George Mason University: GMU Network Caps Costs, Not Service

George Mason University is deploying a new highly scalable optical network that will enable the university to connect local area networks at each of its three campuses to create one virtual multi-campus LAN. Going with an optical fiber solution rather than simply buying more bandwidth will also allow the network to grow with the university. And GMU is growing quickly; enrollment is expected to top 26,000 this fall.

According to Randy Anderson, director of Network Engineering and Technology at GMU, this will allow the university to get out of the habit of constantly buying more bandwidth and instead will allow them to develop an infrastructure that will grow with the university.
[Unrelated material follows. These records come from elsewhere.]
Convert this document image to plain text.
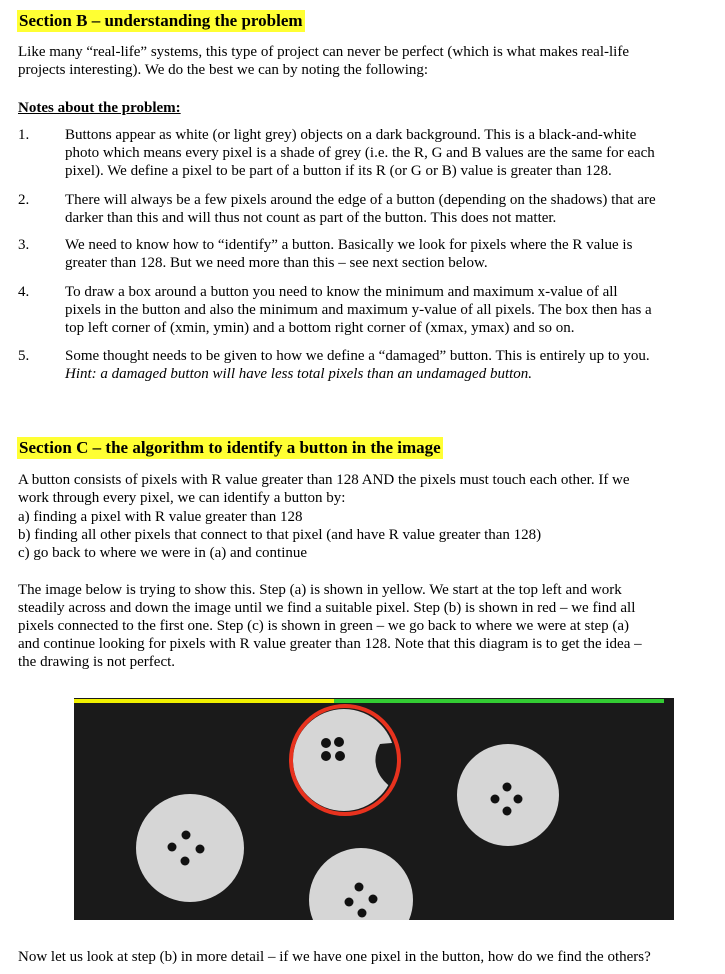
Section B – understanding the problem
Like many “real-life” systems, this type of project can never be perfect (which is what makes real-life
projects interesting). We do the best we can by noting the following:
Notes about the problem:
1. Buttons appear as white (or light grey) objects on a dark background. This is a black-and-white
photo which means every pixel is a shade of grey (i.e. the R, G and B values are the same for each
pixel). We define a pixel to be part of a button if its R (or G or B) value is greater than 128.
2. There will always be a few pixels around the edge of a button (depending on the shadows) that are
darker than this and will thus not count as part of the button. This does not matter.
3. We need to know how to “identify” a button. Basically we look for pixels where the R value is
greater than 128. But we need more than this – see next section below.
4. To draw a box around a button you need to know the minimum and maximum x-value of all
pixels in the button and also the minimum and maximum y-value of all pixels. The box then has a
top left corner of (xmin, ymin) and a bottom right corner of (xmax, ymax) and so on.
5. Some thought needs to be given to how we define a “damaged” button. This is entirely up to you.
Hint: a damaged button will have less total pixels than an undamaged button.
Section C – the algorithm to identify a button in the image
A button consists of pixels with R value greater than 128 AND the pixels must touch each other. If we
work through every pixel, we can identify a button by:
a) finding a pixel with R value greater than 128
b) finding all other pixels that connect to that pixel (and have R value greater than 128)
c) go back to where we were in (a) and continue
The image below is trying to show this. Step (a) is shown in yellow. We start at the top left and work
steadily across and down the image until we find a suitable pixel. Step (b) is shown in red – we find all
pixels connected to the first one. Step (c) is shown in green – we go back to where we were at step (a)
and continue looking for pixels with R value greater than 128. Note that this diagram is to get the idea –
the drawing is not perfect.
Now let us look at step (b) in more detail – if we have one pixel in the button, how do we find the others?
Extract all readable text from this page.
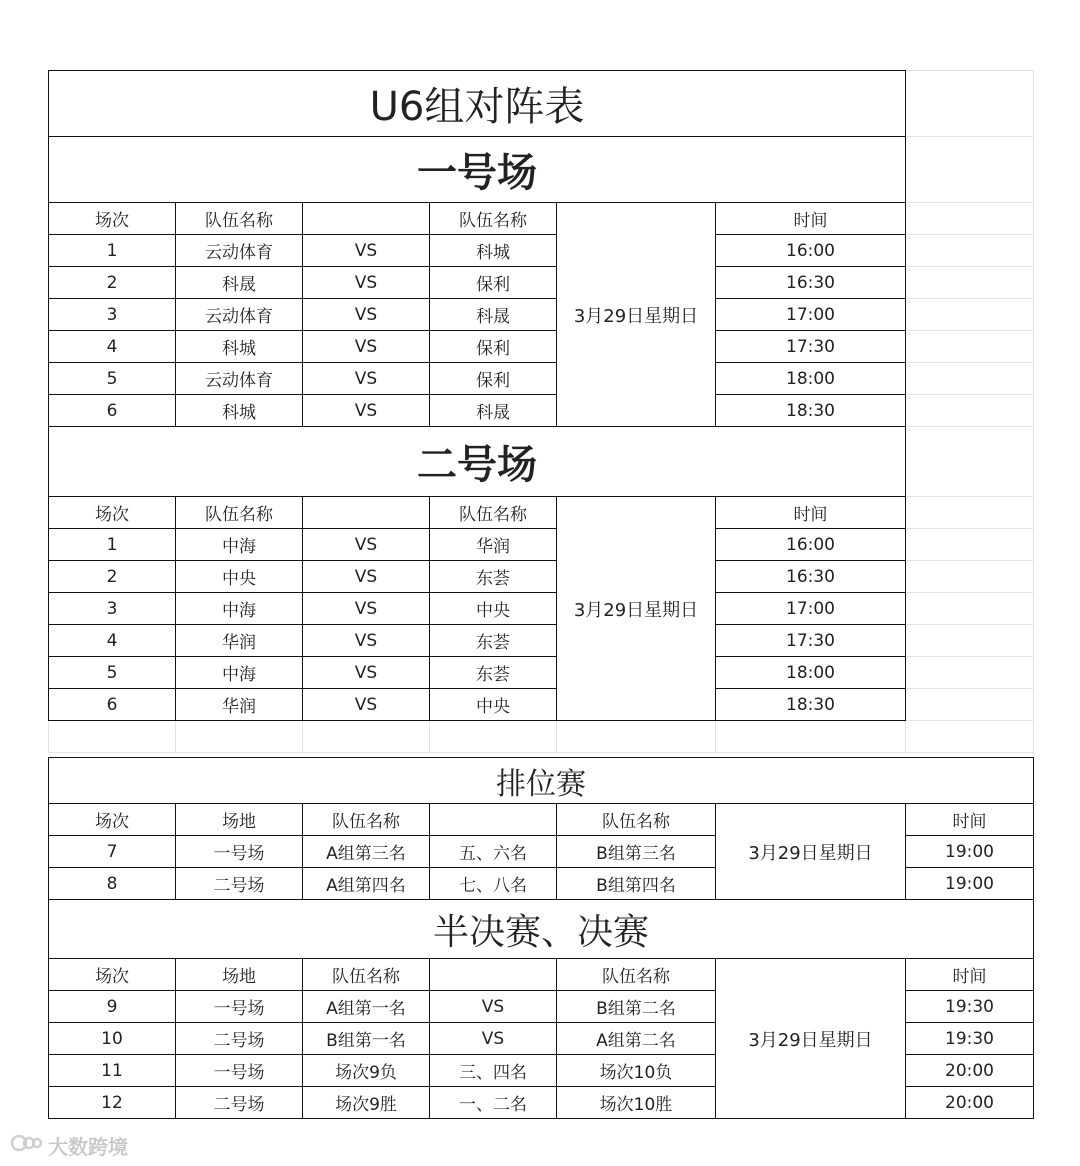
U6组对阵表						
一号场						
场次	队伍名称		队伍名称	3月29日星期日	时间	
1	云动体育	VS	科城		16:00	
2	科晟	VS	保利		16:30	
3	云动体育	VS	科晟		17:00	
4	科城	VS	保利		17:30	
5	云动体育	VS	保利		18:00	
6	科城	VS	科晟		18:30	
二号场						
场次	队伍名称		队伍名称	3月29日星期日	时间	
1	中海	VS	华润		16:00	
2	中央	VS	东荟		16:30	
3	中海	VS	中央		17:00	
4	华润	VS	东荟		17:30	
5	中海	VS	东荟		18:00	
6	华润	VS	中央		18:30	

排位赛						
场次	场地	队伍名称		队伍名称	3月29日星期日	时间
7	一号场	A组第三名	五、六名	B组第三名		19:00
8	二号场	A组第四名	七、八名	B组第四名		19:00
半决赛、决赛						
场次	场地	队伍名称		队伍名称	3月29日星期日	时间
9	一号场	A组第一名	VS	B组第二名		19:30
10	二号场	B组第一名	VS	A组第二名		19:30
11	一号场	场次9负	三、四名	场次10负		20:00
12	二号场	场次9胜	一、二名	场次10胜		20:00
大数跨境
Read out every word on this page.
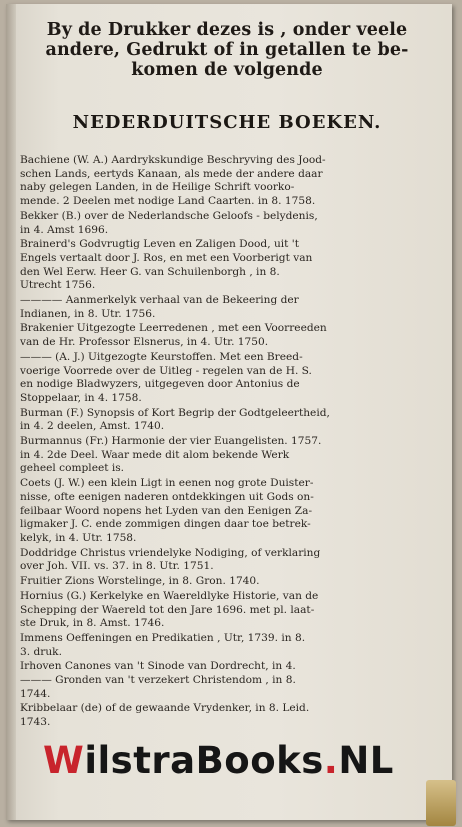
By de Drukker dezes is , onder veele
andere, Gedrukt of in getallen te be-
komen de volgende
NEDERDUITSCHE BOEKEN.
Bachiene (W. A.) Aardrykskundige Beschryving des Jood-
schen Lands, eertyds Kanaan, als mede der andere daar
naby gelegen Landen, in de Heilige Schrift voorko-
mende. 2 Deelen met nodige Land Caarten. in 8. 1758.
Bekker (B.) over de Nederlandsche Geloofs - belydenis,
in 4. Amst 1696.
Brainerd's Godvrugtig Leven en Zaligen Dood, uit 't
Engels vertaalt door J. Ros, en met een Voorberigt van
den Wel Eerw. Heer G. van Schuilenborgh , in 8.
Utrecht 1756.
———— Aanmerkelyk verhaal van de Bekeering der
Indianen, in 8. Utr. 1756.
Brakenier Uitgezogte Leerredenen , met een Voorreeden
van de Hr. Professor Elsnerus, in 4. Utr. 1750.
——— (A. J.) Uitgezogte Keurstoffen. Met een Breed-
voerige Voorrede over de Uitleg - regelen van de H. S.
en nodige Bladwyzers, uitgegeven door Antonius de
Stoppelaar, in 4. 1758.
Burman (F.) Synopsis of Kort Begrip der Godtgeleertheid,
in 4. 2 deelen, Amst. 1740.
Burmannus (Fr.) Harmonie der vier Euangelisten. 1757.
in 4. 2de Deel. Waar mede dit alom bekende Werk
geheel compleet is.
Coets (J. W.) een klein Ligt in eenen nog grote Duister-
nisse, ofte eenigen naderen ontdekkingen uit Gods on-
feilbaar Woord nopens het Lyden van den Eenigen Za-
ligmaker J. C. ende zommigen dingen daar toe betrek-
kelyk, in 4. Utr. 1758.
Doddridge Christus vriendelyke Nodiging, of verklaring
over Joh. VII. vs. 37. in 8. Utr. 1751.
Fruitier Zions Worstelinge, in 8. Gron. 1740.
Hornius (G.) Kerkelyke en Waereldlyke Historie, van de
Schepping der Waereld tot den Jare 1696. met pl. laat-
ste Druk, in 8. Amst. 1746.
Immens Oeffeningen en Predikatien , Utr, 1739. in 8.
3. druk.
Irhoven Canones van 't Sinode van Dordrecht, in 4.
——— Gronden van 't verzekert Christendom , in 8.
1744.
Kribbelaar (de) of de gewaande Vrydenker, in 8. Leid.
1743.
WilstraBooks.NL
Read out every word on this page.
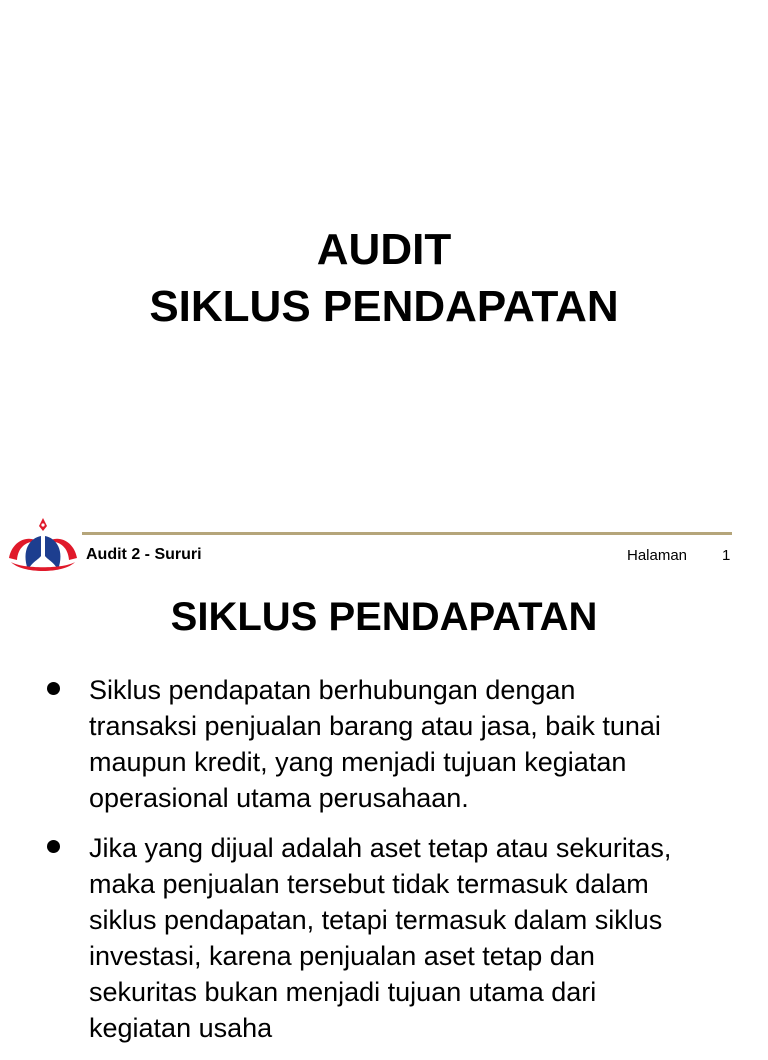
AUDIT
SIKLUS PENDAPATAN
Audit 2 - Sururi	Halaman 1
SIKLUS PENDAPATAN
Siklus pendapatan berhubungan dengan transaksi penjualan barang atau jasa, baik tunai maupun kredit, yang menjadi tujuan kegiatan operasional utama perusahaan.
Jika yang dijual adalah aset tetap atau sekuritas, maka penjualan tersebut tidak termasuk dalam siklus pendapatan, tetapi termasuk dalam siklus investasi, karena penjualan aset tetap dan sekuritas bukan menjadi tujuan utama dari kegiatan usaha
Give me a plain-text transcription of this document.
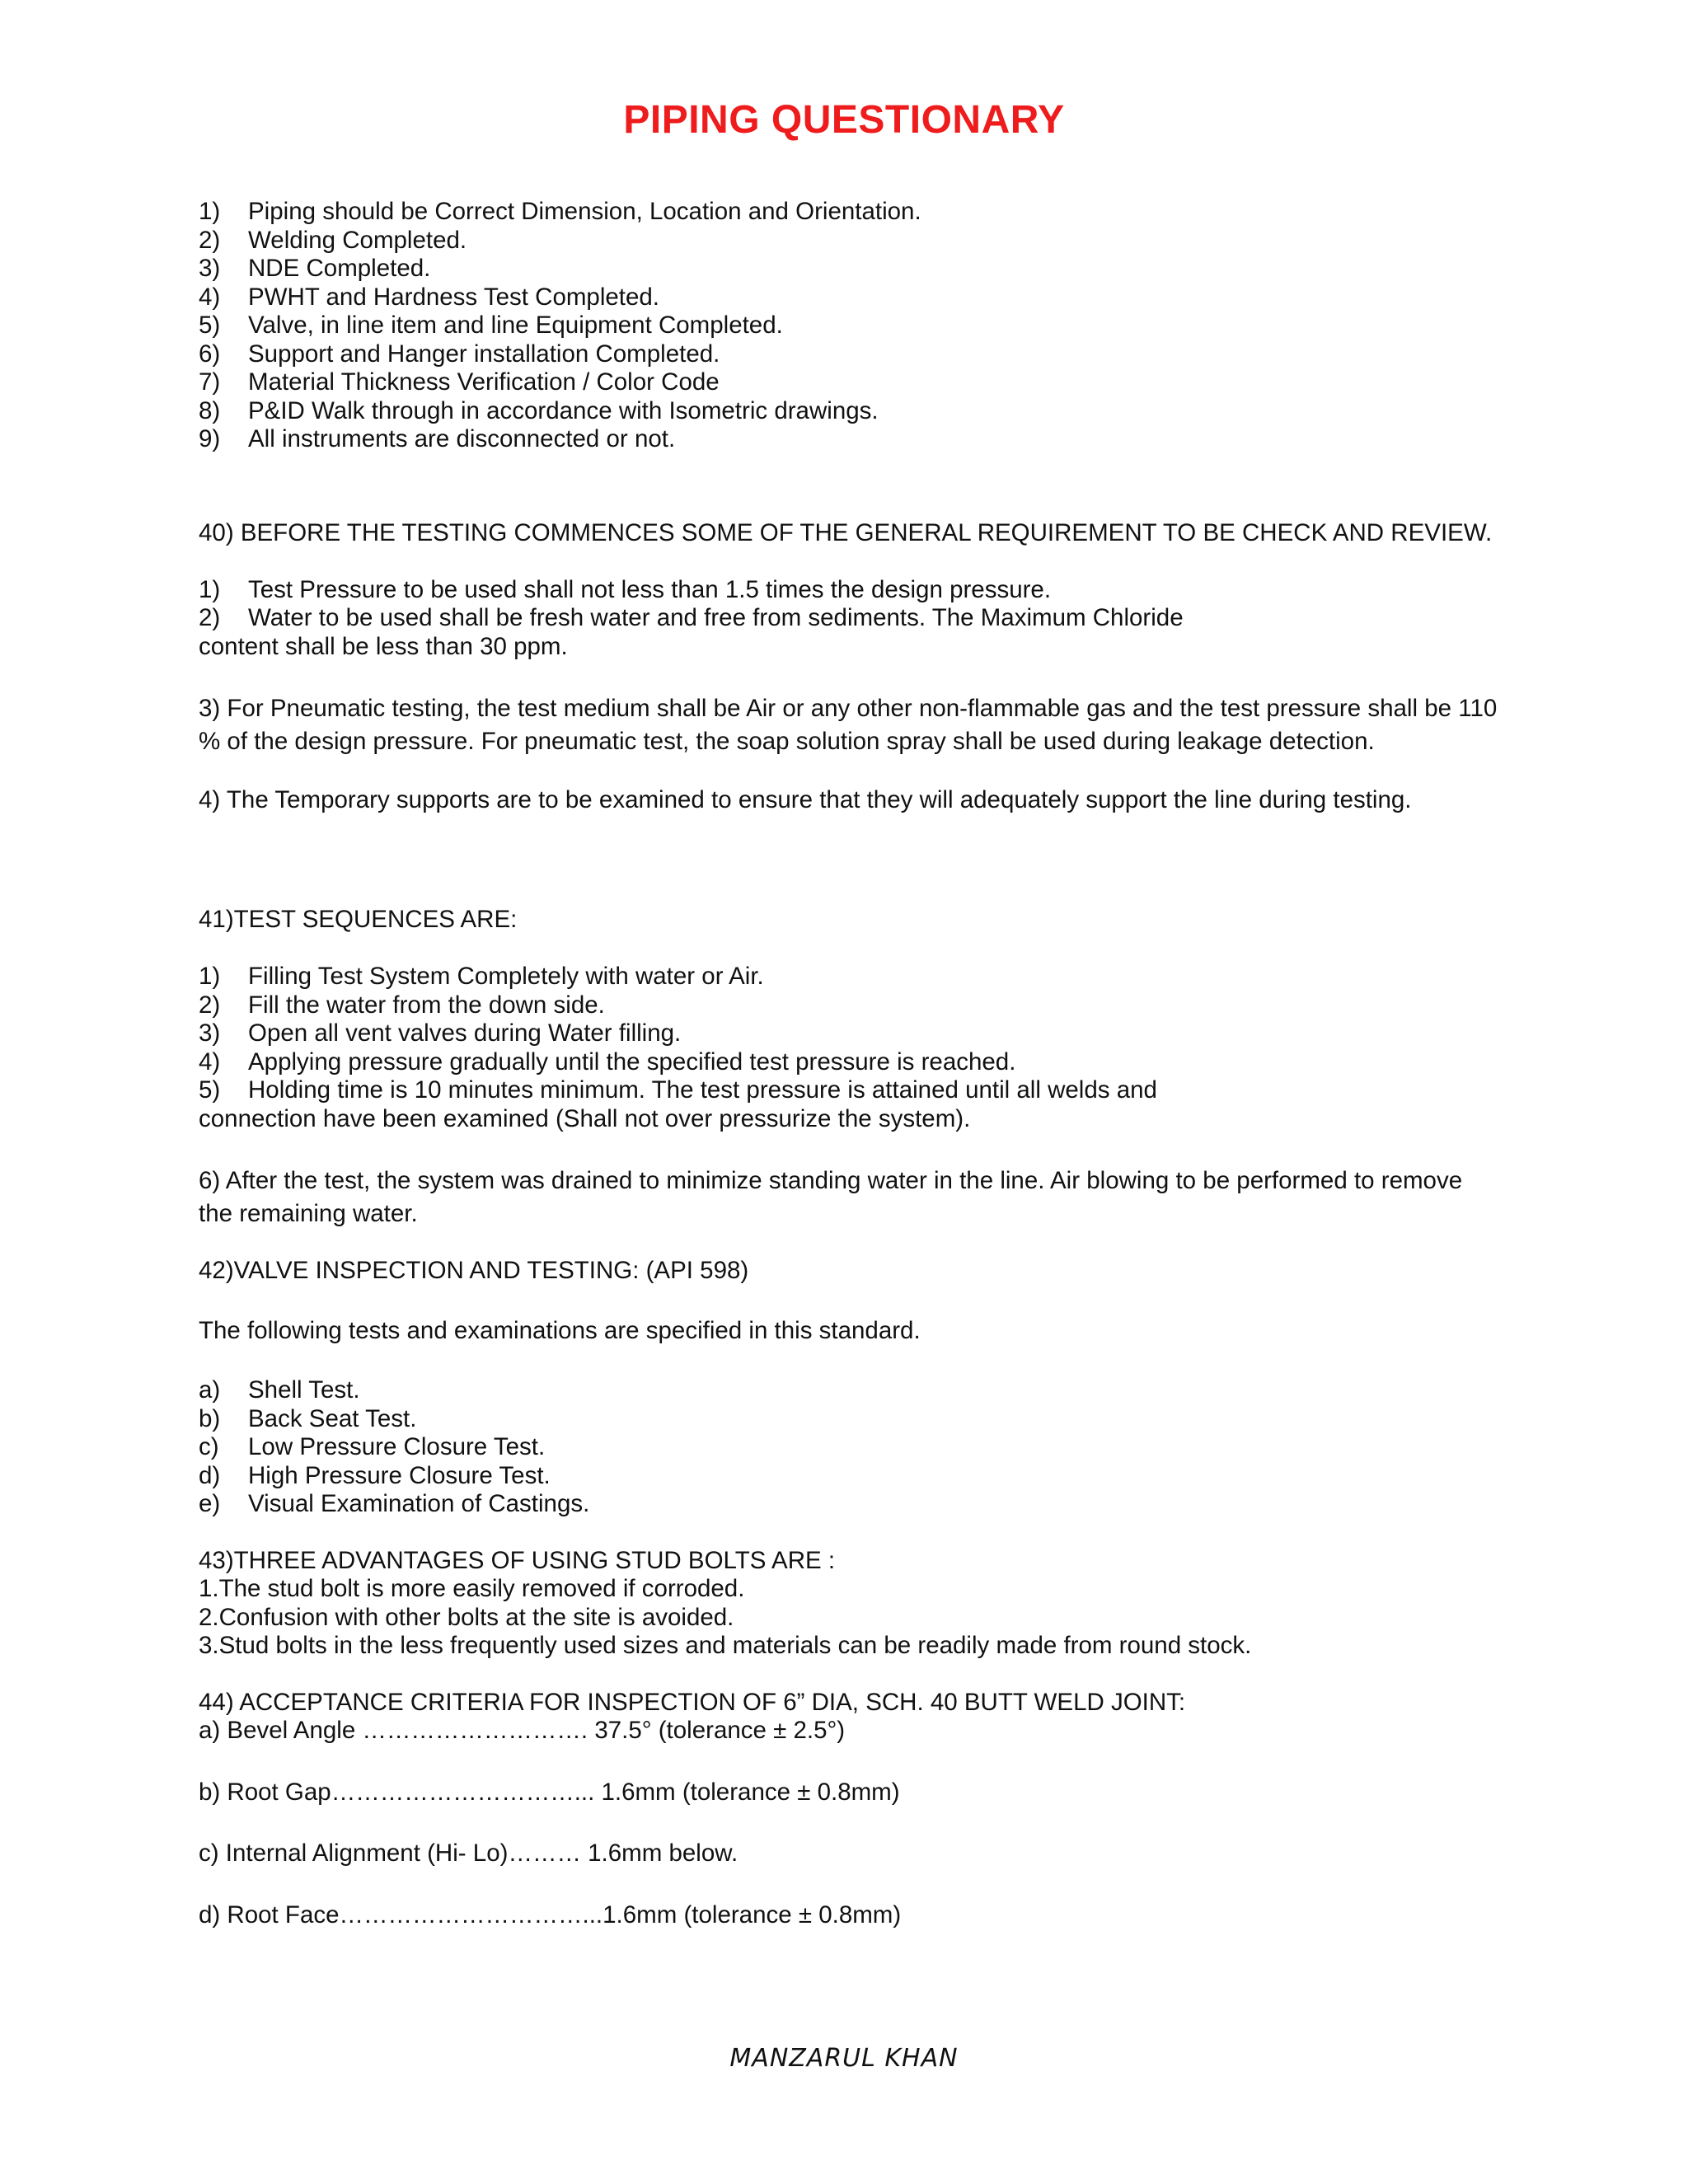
PIPING QUESTIONARY
1)	Piping should be Correct Dimension, Location and Orientation.
2)	Welding Completed.
3)	NDE Completed.
4)	PWHT and Hardness Test Completed.
5)	Valve, in line item and line Equipment Completed.
6)	Support and Hanger installation Completed.
7)	Material Thickness Verification / Color Code
8)	P&ID Walk through in accordance with Isometric drawings.
9)	All instruments are disconnected or not.

40) BEFORE THE TESTING COMMENCES SOME OF THE GENERAL REQUIREMENT TO BE CHECK AND REVIEW.

1)	Test Pressure to be used shall not less than 1.5 times the design pressure.
2)	Water to be used shall be fresh water and free from sediments. The Maximum Chloride

content shall be less than 30 ppm.

3) For Pneumatic testing, the test medium shall be Air or any other non-flammable gas and the test pressure shall be 110 % of the design pressure. For pneumatic test, the soap solution spray shall be used during leakage detection.

4) The Temporary supports are to be examined to ensure that they will adequately support the line during testing.

41)TEST SEQUENCES ARE:

1)	Filling Test System Completely with water or Air.
2)	Fill the water from the down side.
3)	Open all vent valves during Water filling.
4)	Applying pressure gradually until the specified test pressure is reached.
5)	Holding time is 10 minutes minimum. The test pressure is attained until all welds and

connection have been examined (Shall not over pressurize the system).

6) After the test, the system was drained to minimize standing water in the line. Air blowing to be performed to remove the remaining water.

42)VALVE INSPECTION AND TESTING: (API 598)

The following tests and examinations are specified in this standard.

a)	Shell Test.
b)	Back Seat Test.
c)	Low Pressure Closure Test.
d)	High Pressure Closure Test.
e)	Visual Examination of Castings.

43)THREE ADVANTAGES OF USING STUD BOLTS ARE :

1.The stud bolt is more easily removed if corroded.

2.Confusion with other bolts at the site is avoided.

3.Stud bolts in the less frequently used sizes and materials can be readily made from round stock.

44) ACCEPTANCE CRITERIA FOR INSPECTION OF 6” DIA, SCH. 40 BUTT WELD JOINT:

a) Bevel Angle ………………………. 37.5° (tolerance ± 2.5°)

b) Root Gap…………………………... 1.6mm (tolerance ± 0.8mm)

c) Internal Alignment (Hi- Lo)……… 1.6mm below.

d) Root Face…………………………...1.6mm (tolerance ± 0.8mm)

MANZARUL KHAN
The dark fiber laid between the university’s three campuses will facilitate the delivery of large data files, video, voice, and images with no loss of performance.

GMU is using Nortel Networks products—OPTera Metro 5200 Multiservice Platform, Passport 8600 Routing Switch, and Business Policy Switch—to provide point-to-point gigabit Ethernet services over a dense wavelength division multiplexing (DWDM) system. Voice traffic will be implemented in the near future, replacing tie lines to the PBX system.

According to Anderson, GMU’s three-campus structure presented a special challenge. “Each campus is growing rapidly and each has specific needs,” he says. “It was important to link the three campuses with a very high-quality high-bandwidth network in order to fulfill the goal of having a distributed university in which each student and faculty member has access to the resources of all three campuses, with little duplication of services and materials.”

The new optical network will help them achieve a number of objectives from a single location. For instance, it will facilitate the remote backup of file servers across the three campuses. It will permit fast and efficient remote access to campus services, much faster than through the T3 lines.

Videoconferencing will become more reliable and dependable. The Fairfax campus will have four dedicated video classrooms that can pull in or send out streaming video. Anderson notes that “the optical fiber network allows us to cap bandwidth costs without capping bandwidth.”

The network will also further GMU’s mission of technology innovation through research and will assist faculty with technology-dependent projects. For example, the Prince William campus, which has a strong biotechnology component, needs access to supercomputers to process its bioinformatics research data. Says Anderson, “These are huge data files. Without the private optical network, it would have been very expensive to conduct this research, moving these files around.” The new network gives Prince William researchers access to the supercomputers at the Fairfax campus for data management.

With the upgrade to optical networking, GMU is also working to increase its presence in Network Virginia, offering itself as a GigaPOP site for other member institutions.

Currently the optical network is in place between the Fairfax, Va. and the Prince William, Va., campus, and between Fairfax and the Arlington, Va., campus (site of the law school and school of public policy). A third segment, linking the Prince William and Arlington campuses to form a protected ring, has not yet been funded.

The optical Ethernet network will allow GMU to increase bandwidth without adding to costs. The alternative would have been to continually add bandwidth through additional OC3 lines—an expensive proposition. The network also gives the campus flexibility in terms of its technology plans. “This plan allows us to build for the future without speculating on what it might hold,” says Anderson.